Wednesday, 20 January 2016

Theatre review: 4000 Days

Peter Quilter's 4000 Days opens with Michael (Alistair McGowan) in a coma, following a blood clot on the brain. He spends three weeks unconscious, but when he wakes up he's lost more time than that: The action takes place in the present day but he thinks it's 2005, having forgotten the last 11 years. The most obvious loss is his entire relationship with his boyfriend - he only met Paul (Daniel Weyman) ten years ago, so when Michael wakes up he's a stranger. Following the doctors' advice, Paul tries to help his partner slowly get to grips with the missing decade, but Michael's mother Carol (Maggie Ollerenshaw) sees this as an opportunity to wipe the slate clean and start again: She never liked Paul, whose relationship with her son was always rocky, and she intends to take full advantage of the fact that he's been erased from his memory. The two end up in a tug-of-war over Michael's affections and memories.

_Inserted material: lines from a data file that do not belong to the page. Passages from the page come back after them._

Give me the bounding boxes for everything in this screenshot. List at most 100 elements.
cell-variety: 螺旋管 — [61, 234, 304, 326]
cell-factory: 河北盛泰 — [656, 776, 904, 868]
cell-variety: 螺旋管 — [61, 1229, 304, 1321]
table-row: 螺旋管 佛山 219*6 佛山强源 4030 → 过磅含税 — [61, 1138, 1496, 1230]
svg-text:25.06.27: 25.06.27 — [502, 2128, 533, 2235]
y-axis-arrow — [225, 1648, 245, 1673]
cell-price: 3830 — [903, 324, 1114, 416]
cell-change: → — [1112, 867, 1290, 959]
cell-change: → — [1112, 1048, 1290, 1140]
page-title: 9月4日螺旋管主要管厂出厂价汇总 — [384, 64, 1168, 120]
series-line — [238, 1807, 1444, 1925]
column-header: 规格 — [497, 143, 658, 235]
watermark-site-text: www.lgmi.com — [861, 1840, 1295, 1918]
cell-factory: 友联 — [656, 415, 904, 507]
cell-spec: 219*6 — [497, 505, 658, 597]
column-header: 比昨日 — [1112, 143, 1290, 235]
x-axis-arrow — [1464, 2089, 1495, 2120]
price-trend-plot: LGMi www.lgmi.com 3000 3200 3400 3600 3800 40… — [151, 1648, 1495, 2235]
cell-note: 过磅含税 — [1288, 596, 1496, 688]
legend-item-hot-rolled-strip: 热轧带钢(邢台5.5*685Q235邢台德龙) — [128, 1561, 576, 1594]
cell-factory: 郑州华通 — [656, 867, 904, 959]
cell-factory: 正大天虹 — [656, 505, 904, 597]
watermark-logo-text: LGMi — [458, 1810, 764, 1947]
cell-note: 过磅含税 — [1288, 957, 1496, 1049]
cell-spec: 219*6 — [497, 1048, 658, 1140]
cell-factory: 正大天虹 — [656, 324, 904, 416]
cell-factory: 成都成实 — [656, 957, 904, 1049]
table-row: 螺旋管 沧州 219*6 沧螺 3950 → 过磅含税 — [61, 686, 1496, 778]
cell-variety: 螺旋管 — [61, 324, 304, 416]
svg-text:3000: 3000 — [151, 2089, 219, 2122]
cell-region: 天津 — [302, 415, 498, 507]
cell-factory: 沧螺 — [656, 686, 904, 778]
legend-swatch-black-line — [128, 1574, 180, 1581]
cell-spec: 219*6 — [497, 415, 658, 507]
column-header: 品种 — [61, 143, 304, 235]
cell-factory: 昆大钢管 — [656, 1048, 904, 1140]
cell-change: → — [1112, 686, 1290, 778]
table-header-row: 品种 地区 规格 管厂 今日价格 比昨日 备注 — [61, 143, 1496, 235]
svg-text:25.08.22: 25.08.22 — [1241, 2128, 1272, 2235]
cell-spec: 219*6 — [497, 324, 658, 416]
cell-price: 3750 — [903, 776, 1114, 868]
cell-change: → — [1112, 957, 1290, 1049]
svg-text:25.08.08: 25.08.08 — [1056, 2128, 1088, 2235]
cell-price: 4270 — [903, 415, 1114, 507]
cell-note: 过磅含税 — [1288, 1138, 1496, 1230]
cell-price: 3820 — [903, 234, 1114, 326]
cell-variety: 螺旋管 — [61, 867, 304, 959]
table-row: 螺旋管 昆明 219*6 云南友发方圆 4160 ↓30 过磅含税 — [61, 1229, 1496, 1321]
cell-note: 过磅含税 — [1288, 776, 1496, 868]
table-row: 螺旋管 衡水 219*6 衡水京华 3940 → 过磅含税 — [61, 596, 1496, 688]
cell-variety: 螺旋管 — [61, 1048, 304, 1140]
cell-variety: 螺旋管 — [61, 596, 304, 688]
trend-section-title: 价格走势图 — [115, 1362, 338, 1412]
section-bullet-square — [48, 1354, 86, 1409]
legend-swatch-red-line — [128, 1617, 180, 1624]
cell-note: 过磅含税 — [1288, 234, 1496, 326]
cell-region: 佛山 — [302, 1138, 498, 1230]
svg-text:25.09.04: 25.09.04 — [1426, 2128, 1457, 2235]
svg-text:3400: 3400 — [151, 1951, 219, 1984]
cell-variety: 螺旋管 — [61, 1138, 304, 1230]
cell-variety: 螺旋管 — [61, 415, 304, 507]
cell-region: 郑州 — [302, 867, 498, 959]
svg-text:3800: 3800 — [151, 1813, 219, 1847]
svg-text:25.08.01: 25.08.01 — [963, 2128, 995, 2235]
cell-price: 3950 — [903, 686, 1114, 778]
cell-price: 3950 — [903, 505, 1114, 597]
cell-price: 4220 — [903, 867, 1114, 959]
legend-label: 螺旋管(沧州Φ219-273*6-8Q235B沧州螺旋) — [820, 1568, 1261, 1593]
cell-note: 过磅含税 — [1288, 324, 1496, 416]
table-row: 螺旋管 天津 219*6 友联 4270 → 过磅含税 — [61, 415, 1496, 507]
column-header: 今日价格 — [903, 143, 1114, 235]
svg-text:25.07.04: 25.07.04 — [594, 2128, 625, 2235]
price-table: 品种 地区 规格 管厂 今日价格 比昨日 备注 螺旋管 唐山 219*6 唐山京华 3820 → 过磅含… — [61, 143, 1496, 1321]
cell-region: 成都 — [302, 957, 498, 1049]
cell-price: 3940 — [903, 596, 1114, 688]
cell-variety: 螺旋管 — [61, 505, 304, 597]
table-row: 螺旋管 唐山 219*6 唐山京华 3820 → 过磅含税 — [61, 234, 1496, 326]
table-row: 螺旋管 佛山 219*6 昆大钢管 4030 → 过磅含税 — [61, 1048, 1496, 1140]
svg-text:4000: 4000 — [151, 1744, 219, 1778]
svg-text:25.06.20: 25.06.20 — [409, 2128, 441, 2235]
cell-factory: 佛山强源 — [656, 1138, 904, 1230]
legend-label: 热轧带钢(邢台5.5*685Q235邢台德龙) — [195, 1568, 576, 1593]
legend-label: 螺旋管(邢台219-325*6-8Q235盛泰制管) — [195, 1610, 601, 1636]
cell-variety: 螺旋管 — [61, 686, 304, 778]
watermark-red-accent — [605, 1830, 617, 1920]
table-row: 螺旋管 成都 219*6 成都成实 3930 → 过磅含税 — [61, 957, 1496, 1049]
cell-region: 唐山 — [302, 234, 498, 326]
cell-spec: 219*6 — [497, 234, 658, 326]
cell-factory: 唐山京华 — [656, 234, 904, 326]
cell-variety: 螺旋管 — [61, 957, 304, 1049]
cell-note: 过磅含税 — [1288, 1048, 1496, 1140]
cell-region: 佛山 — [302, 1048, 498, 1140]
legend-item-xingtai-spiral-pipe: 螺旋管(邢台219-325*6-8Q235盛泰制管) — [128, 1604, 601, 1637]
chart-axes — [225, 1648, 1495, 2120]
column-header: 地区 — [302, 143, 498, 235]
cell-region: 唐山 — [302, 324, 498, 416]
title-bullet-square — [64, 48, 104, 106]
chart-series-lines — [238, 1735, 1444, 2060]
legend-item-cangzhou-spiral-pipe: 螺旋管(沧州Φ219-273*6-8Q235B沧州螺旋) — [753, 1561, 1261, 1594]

It's an interesting premise although in the first half especially Quilter fails to completely capitalise on it, largely because it's hard to really get invested in the characters.

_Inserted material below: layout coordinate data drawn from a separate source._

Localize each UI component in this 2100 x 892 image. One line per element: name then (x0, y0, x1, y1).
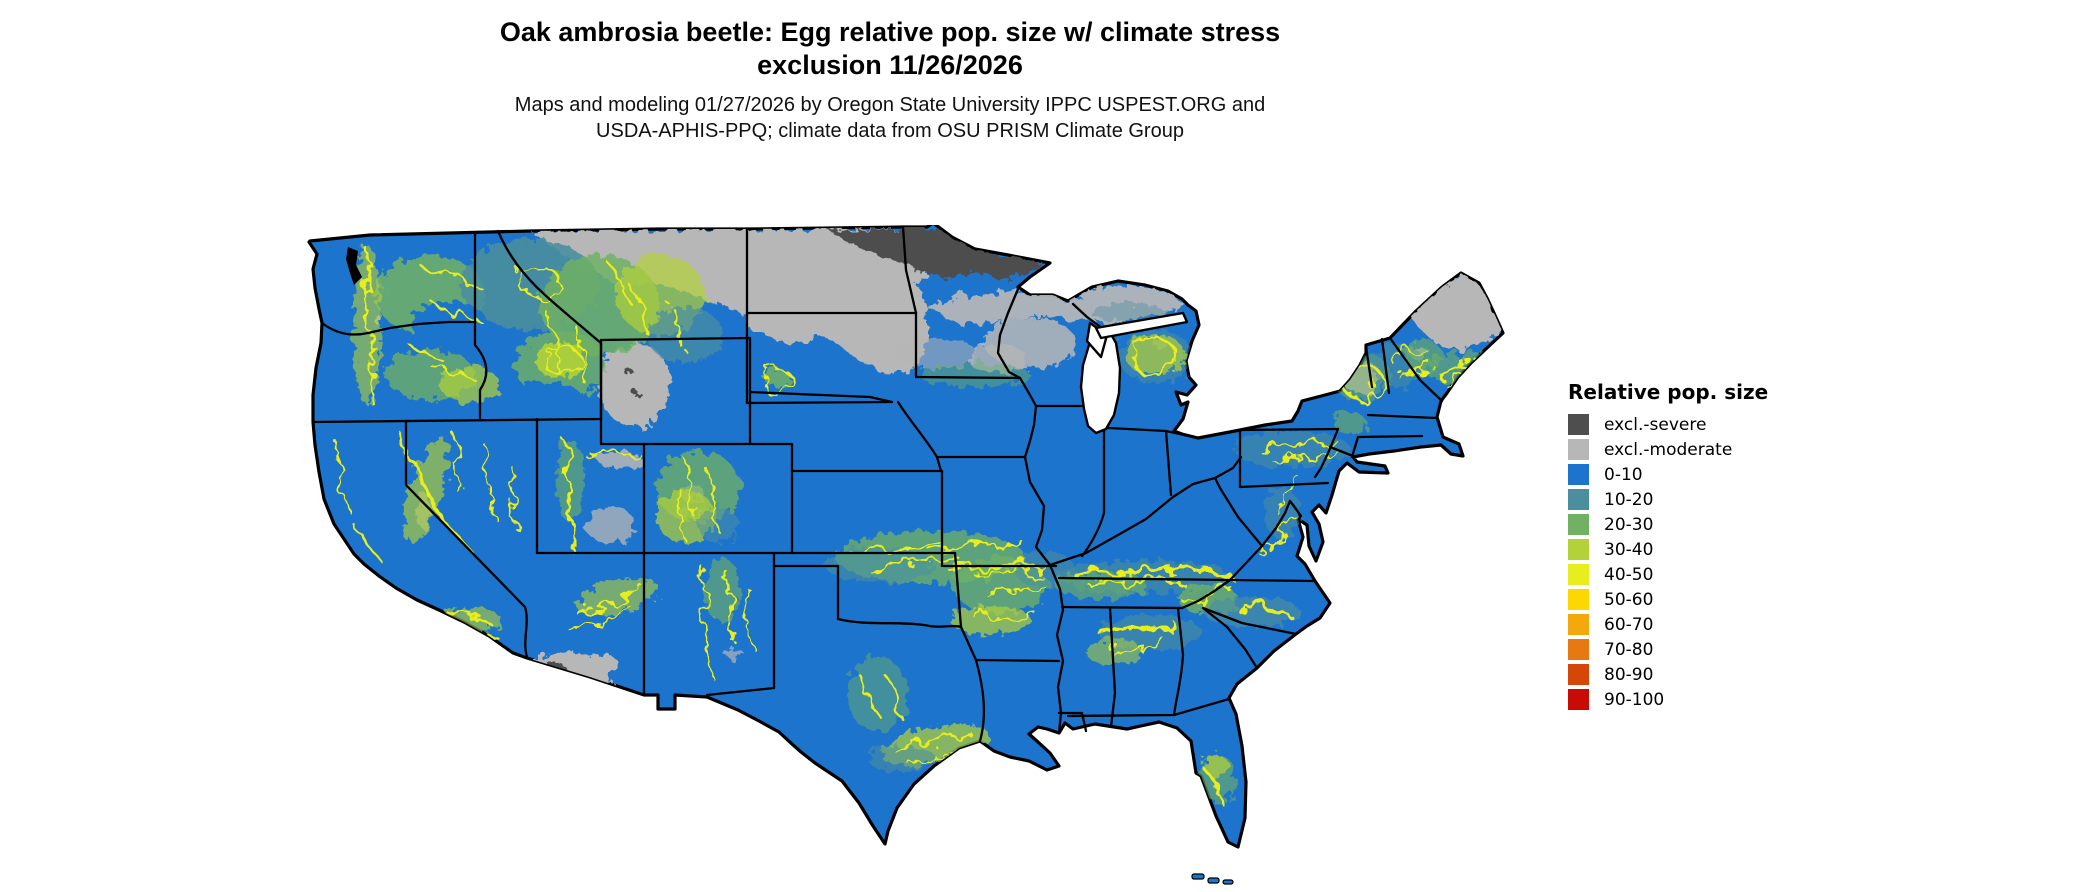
legend: Relative pop. size excl.-severe excl.-mo… (1568, 380, 1768, 712)
map-title: Oak ambrosia beetle: Egg relative pop. s… (0, 16, 1780, 82)
legend-swatch-90-100 (1568, 689, 1589, 710)
map-title-line2: exclusion 11/26/2026 (757, 50, 1023, 80)
legend-label: 60-70 (1604, 614, 1654, 635)
legend-swatch-70-80 (1568, 639, 1589, 660)
florida-keys (1191, 873, 1234, 885)
legend-row: 20-30 (1568, 512, 1768, 537)
legend-swatch-0-10 (1568, 464, 1589, 485)
legend-label: excl.-severe (1604, 414, 1707, 435)
legend-row: 30-40 (1568, 537, 1768, 562)
legend-swatch-20-30 (1568, 514, 1589, 535)
legend-label: 0-10 (1604, 464, 1643, 485)
legend-label: 30-40 (1604, 539, 1654, 560)
legend-row: excl.-severe (1568, 412, 1768, 437)
legend-row: excl.-moderate (1568, 437, 1768, 462)
legend-row: 60-70 (1568, 612, 1768, 637)
legend-swatch-40-50 (1568, 564, 1589, 585)
legend-row: 80-90 (1568, 662, 1768, 687)
us-map (307, 225, 1505, 885)
map-subtitle-line2: USDA-APHIS-PPQ; climate data from OSU PR… (596, 120, 1184, 142)
legend-label: 90-100 (1604, 689, 1665, 710)
legend-swatch-excl-severe (1568, 414, 1589, 435)
state-borders (311, 225, 1444, 743)
lake-michigan (1079, 327, 1122, 435)
legend-row: 90-100 (1568, 687, 1768, 712)
legend-label: 50-60 (1604, 589, 1654, 610)
legend-label: 70-80 (1604, 639, 1654, 660)
legend-label: excl.-moderate (1604, 439, 1733, 460)
legend-row: 50-60 (1568, 587, 1768, 612)
legend-swatch-60-70 (1568, 614, 1589, 635)
legend-swatch-excl-moderate (1568, 439, 1589, 460)
legend-label: 20-30 (1604, 514, 1654, 535)
legend-row: 10-20 (1568, 487, 1768, 512)
legend-row: 70-80 (1568, 637, 1768, 662)
legend-label: 10-20 (1604, 489, 1654, 510)
legend-swatch-80-90 (1568, 664, 1589, 685)
legend-swatch-30-40 (1568, 539, 1589, 560)
legend-label: 40-50 (1604, 564, 1654, 585)
puget-sound (346, 247, 362, 285)
legend-swatch-10-20 (1568, 489, 1589, 510)
legend-row: 40-50 (1568, 562, 1768, 587)
legend-swatch-50-60 (1568, 589, 1589, 610)
legend-label: 80-90 (1604, 664, 1654, 685)
map-subtitle-line1: Maps and modeling 01/27/2026 by Oregon S… (514, 94, 1266, 116)
map-subtitle: Maps and modeling 01/27/2026 by Oregon S… (0, 92, 1780, 144)
legend-title: Relative pop. size (1568, 380, 1769, 404)
map-title-line1: Oak ambrosia beetle: Egg relative pop. s… (499, 17, 1281, 47)
legend-row: 0-10 (1568, 462, 1768, 487)
straits-of-mackinac (1094, 311, 1189, 340)
great-lakes (1079, 311, 1189, 435)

I found myself on Paul's side not because he was sympathetic or necessarily in the right, but because Carol is painted in pretty black-and-white terms as a selfish, shrill, possessive harridan. It undermines the fact that a lot of her issues with the relationship are well-founded, and it does indeed seem that Paul can be a stifling influence on Michael. Meanwhile McGowan's portrayal of Michael as a gently catty queen doesn't show us a great deal of what Paul fell for in the first place, and we have to take the other two's word that he's worth fighting for.


The opening act is a fairly one-note soap opera in its continuing face-off between partner and mother, and I was left hoping for a significant tonal shift after the interval. We do in fact get this, with the play actually going for a slightly mellower note as Michael's recovery speeds up, and the increasingly likeable Paul facing up to the ways he imposed his personality on Michael in the past. So after a dull first act 4000 Days proves not to be a total loss, Matt Aston's production making its message about holding onto the good memories rather than the bad ones seem sweet rather than twee.


But there's still a lot that's unsatisfying about the play, not least of all its implausible treatment of Michael's illness - his reaction to losing a decade of his life is pretty flippant and, once he starts to recover, it all seems to come very easily. The attempt to bring in the wider world, with Michael catching up on the news he's missed, also never really comes off. (Tellingly, nothing in the fictional dilemma seemed to engage the audience as much as the Alan Rickman tribute on the silent TV during the interval's catch-up on all the missing news.) But Weyman gives a quietly confident performance that helps the play come off better overall than it otherwise might have.

4000 Days by Peter Quilter is booking until the 13th of February at Park Theatre 200.

Running time: 2 hours including interval.